Reprinted from The Nation
"The last invasion of Iraq cost our country trillions of dollars, thousands of American lives and greatly destabilized the region to the terrible detriment of our security," argues the former senator from Wisconsin, who warns that "our response to the threat from ISIL cannot be reactionary or one-dimensional."
The right combinations of expanded intelligence-gathering, the ending of arms sales and freezing of assets, diplomacy, development aid, and carefully-targeted military inventions -- "a modern, comprehensive and bipartisan strategy that harnesses all of America's strengths" -- can work, says Feingold. But the combinations must be informed by our experience and our understanding of past mistakes, current challenges, and future possibilities.

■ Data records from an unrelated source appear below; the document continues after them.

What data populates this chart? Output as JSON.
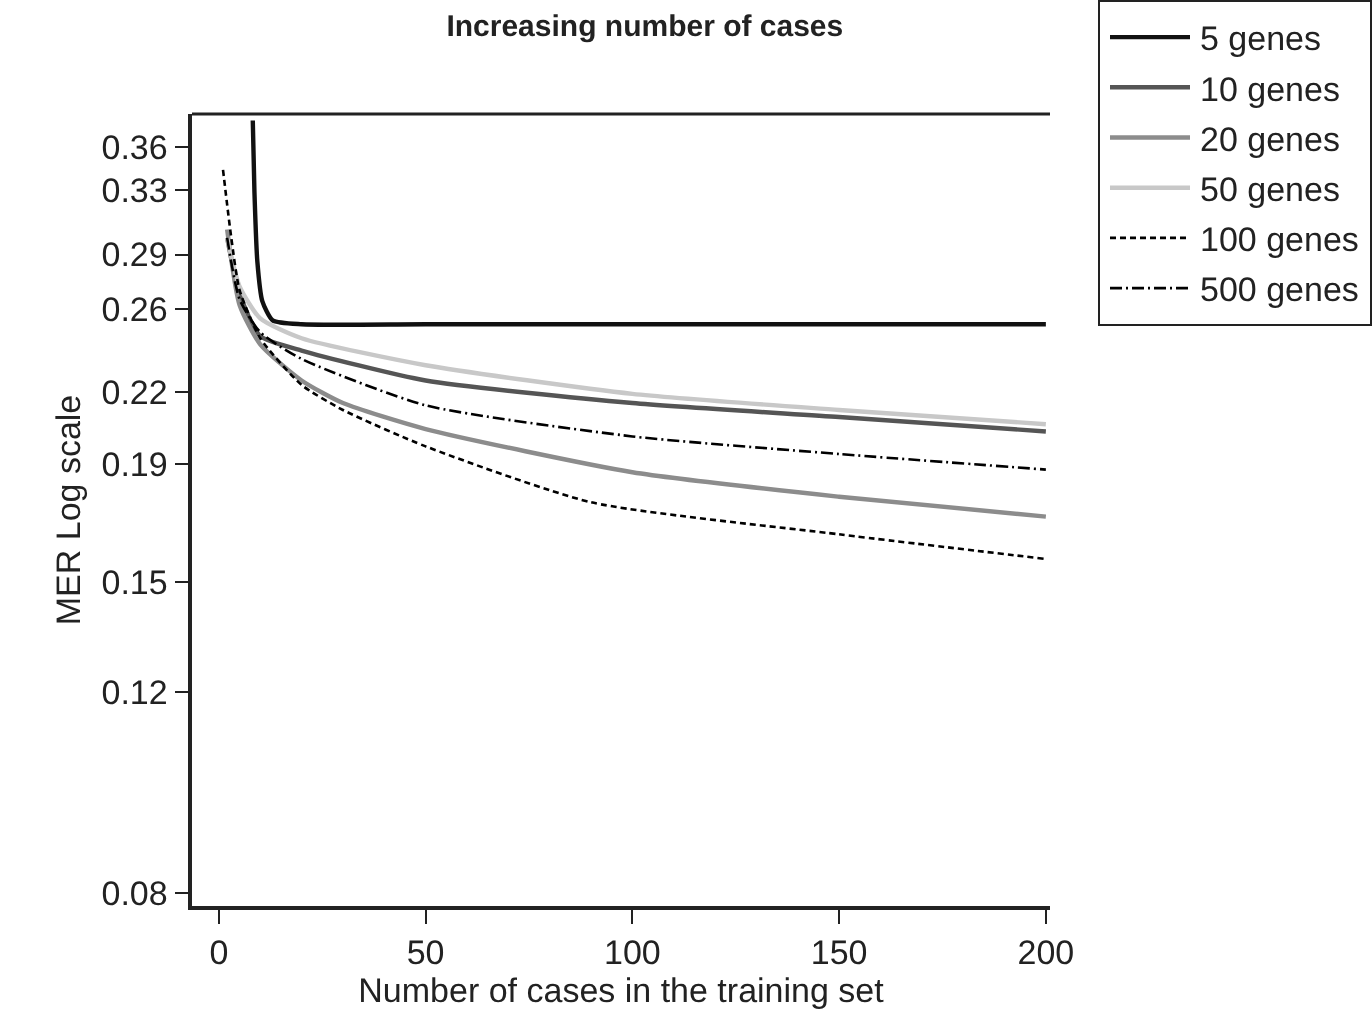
{
  "chart_data": {
    "type": "line",
    "title": "Increasing number of cases",
    "xlabel": "Number of cases in the training set",
    "ylabel": "MER Log scale",
    "log": "y",
    "legend": "top right",
    "marker": "none",
    "xlim": [
      -6.5,
      201
    ],
    "xticks": [
      0,
      50,
      100,
      150,
      200
    ],
    "ylim": [
      0.078,
      0.385
    ],
    "yticks": [
      0.08,
      0.12,
      0.15,
      0.19,
      0.22,
      0.26,
      0.29,
      0.33,
      0.36
    ],
    "series": [
      {
        "name": "5 genes",
        "color": "#111111",
        "line_style": "solid",
        "x": [
          8.2,
          8.6,
          9.3,
          10.5,
          13,
          20,
          50,
          100,
          150,
          200
        ],
        "values": [
          0.38,
          0.329,
          0.286,
          0.264,
          0.254,
          0.252,
          0.252,
          0.252,
          0.252,
          0.252
        ]
      },
      {
        "name": "10 genes",
        "color": "#555555",
        "line_style": "solid",
        "x": [
          2,
          5,
          10,
          20,
          50,
          100,
          150,
          200
        ],
        "values": [
          0.3,
          0.268,
          0.246,
          0.239,
          0.225,
          0.215,
          0.209,
          0.203
        ]
      },
      {
        "name": "20 genes",
        "color": "#8c8c8c",
        "line_style": "solid",
        "x": [
          2,
          5,
          10,
          20,
          30,
          50,
          100,
          150,
          200
        ],
        "values": [
          0.305,
          0.262,
          0.242,
          0.225,
          0.215,
          0.204,
          0.187,
          0.178,
          0.171
        ]
      },
      {
        "name": "50 genes",
        "color": "#c8c8c8",
        "line_style": "solid",
        "x": [
          2,
          5,
          10,
          20,
          50,
          100,
          150,
          200
        ],
        "values": [
          0.3,
          0.272,
          0.255,
          0.245,
          0.232,
          0.219,
          0.212,
          0.206
        ]
      },
      {
        "name": "100 genes",
        "color": "#000000",
        "line_style": "dashed",
        "x": [
          1,
          3,
          5,
          10,
          20,
          30,
          50,
          90,
          150,
          200
        ],
        "values": [
          0.344,
          0.3,
          0.27,
          0.245,
          0.223,
          0.212,
          0.197,
          0.176,
          0.165,
          0.157
        ]
      },
      {
        "name": "500 genes",
        "color": "#000000",
        "line_style": "dashdot",
        "x": [
          2,
          5,
          10,
          20,
          50,
          100,
          150,
          200
        ],
        "values": [
          0.3,
          0.265,
          0.248,
          0.235,
          0.214,
          0.201,
          0.194,
          0.188
        ]
      }
    ]
  }
}
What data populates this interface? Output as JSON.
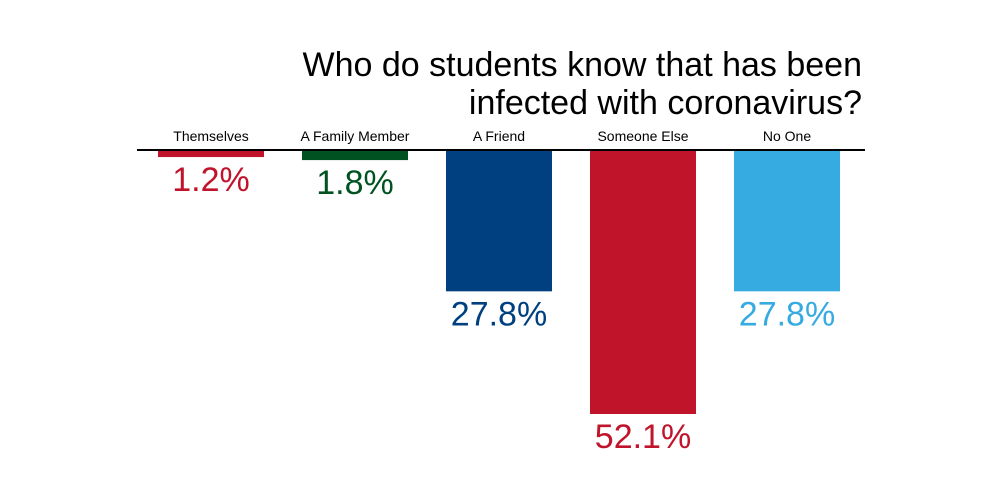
{
  "chart_data": {
    "type": "bar",
    "title_lines": [
      "Who do students know that has been",
      "infected with coronavirus?"
    ],
    "categories": [
      "Themselves",
      "A Family Member",
      "A Friend",
      "Someone Else",
      "No One"
    ],
    "values": [
      1.2,
      1.8,
      27.8,
      52.1,
      27.8
    ],
    "value_labels": [
      "1.2%",
      "1.8%",
      "27.8%",
      "52.1%",
      "27.8%"
    ],
    "colors": [
      "#c0142b",
      "#005321",
      "#004080",
      "#c0142b",
      "#35abe2"
    ],
    "orientation": "downward",
    "grid": false,
    "legend": "none",
    "ylim": [
      0,
      52.1
    ]
  }
}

Feingold brings that understanding and experience to the current debate. He served 18 years in the Senate Foreign Relations Committee, where he chaired the subcommittee of Africa and was a key player on subcommittees dealing with Near Eastern Affairs, South and Central Asian Affairs, and East Asian and Pacific Affairs. He recognized the folly of giving George W. Bush and Dick Cheney the authority to order the invasion of Iraq, joining the minority of senators who wisely opposed a war based on false premises. Because he had traveled so extensively in Africa and the Middle East, because he had studied the intelligence rather than embracing the fool's mission of neocon fabulists, Feingold recognized the danger of military intervention, ongoing occupation, and regime change without a plan for what would come next. And he kept speaking up, as a senator and a citizen.